Instinct
- Type: Private
- Industry: Artificial intelligence, software
- Founded: April 2026; 5 months ago
- Founder: Noah Shinn (CEO)
- Headquarters: San Francisco, California, US
- Products: Instinct
- Parent: Spear Street Technology, Inc.
- Website: instinct.com

= Instinct (software) =

AI agent

Instinct is a personal artificial intelligence agent developed by Spear Street Technology, Inc., a San Francisco-based startup founded by Noah Shinn. The agent is reached by text message or phone call rather than through a dedicated app. As of September 2026 the product is in an invite-only private access programme.

== History ==
Spear Street Technology was registered in California in April 2026 by Noah Shinn, a 23-year-old former research scientist at Sierra, the customer-service AI company co-founded by Bret Taylor.

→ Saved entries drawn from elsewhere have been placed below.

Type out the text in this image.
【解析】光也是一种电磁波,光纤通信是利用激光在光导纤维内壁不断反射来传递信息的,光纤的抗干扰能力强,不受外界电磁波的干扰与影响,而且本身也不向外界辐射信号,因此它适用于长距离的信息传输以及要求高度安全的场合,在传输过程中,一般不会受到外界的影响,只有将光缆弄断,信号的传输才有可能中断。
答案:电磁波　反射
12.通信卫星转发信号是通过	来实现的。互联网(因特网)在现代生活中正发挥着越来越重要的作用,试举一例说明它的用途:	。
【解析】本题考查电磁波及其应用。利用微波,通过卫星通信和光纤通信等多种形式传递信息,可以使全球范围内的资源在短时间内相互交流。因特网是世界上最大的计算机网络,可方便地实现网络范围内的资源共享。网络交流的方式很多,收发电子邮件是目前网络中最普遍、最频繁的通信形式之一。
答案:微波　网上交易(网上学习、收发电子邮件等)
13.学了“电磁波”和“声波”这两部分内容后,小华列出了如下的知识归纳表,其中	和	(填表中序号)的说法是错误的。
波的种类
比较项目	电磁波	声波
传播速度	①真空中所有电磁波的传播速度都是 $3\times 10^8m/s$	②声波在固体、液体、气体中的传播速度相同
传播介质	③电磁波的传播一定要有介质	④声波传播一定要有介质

Shinn had left Northeastern University in 2023 after machine-learning research at Northeastern and MIT, and is known as the first author of Reflexion, a NeurIPS 2023 paper on agents that learn from their own mistakes by storing summaries of past failures as memory.

The company operated in stealth during its first months, while the agent spread by word of mouth among beta users in Silicon Valley over the summer of 2026. Investor Sheel Mohnot described it as "OpenClaw for normal people". Shinn introduced the product publicly for the first time on 26 August 2026, the same day Instinct disclosed its $250 million Series B co-led by Index Ventures and Benchmark at a $2.5 billion post-money valuation, bringing total funding to $350 million.

== Reception ==
While some testers praised the agent's capability, coverage of the launch also highlighted privacy and security concerns. In August 2026 TechCrunch reported that Instinct's terms of service grant the company a perpetual and irrevocable licence to user data, including screen captures and keystrokes, which may be used for model training.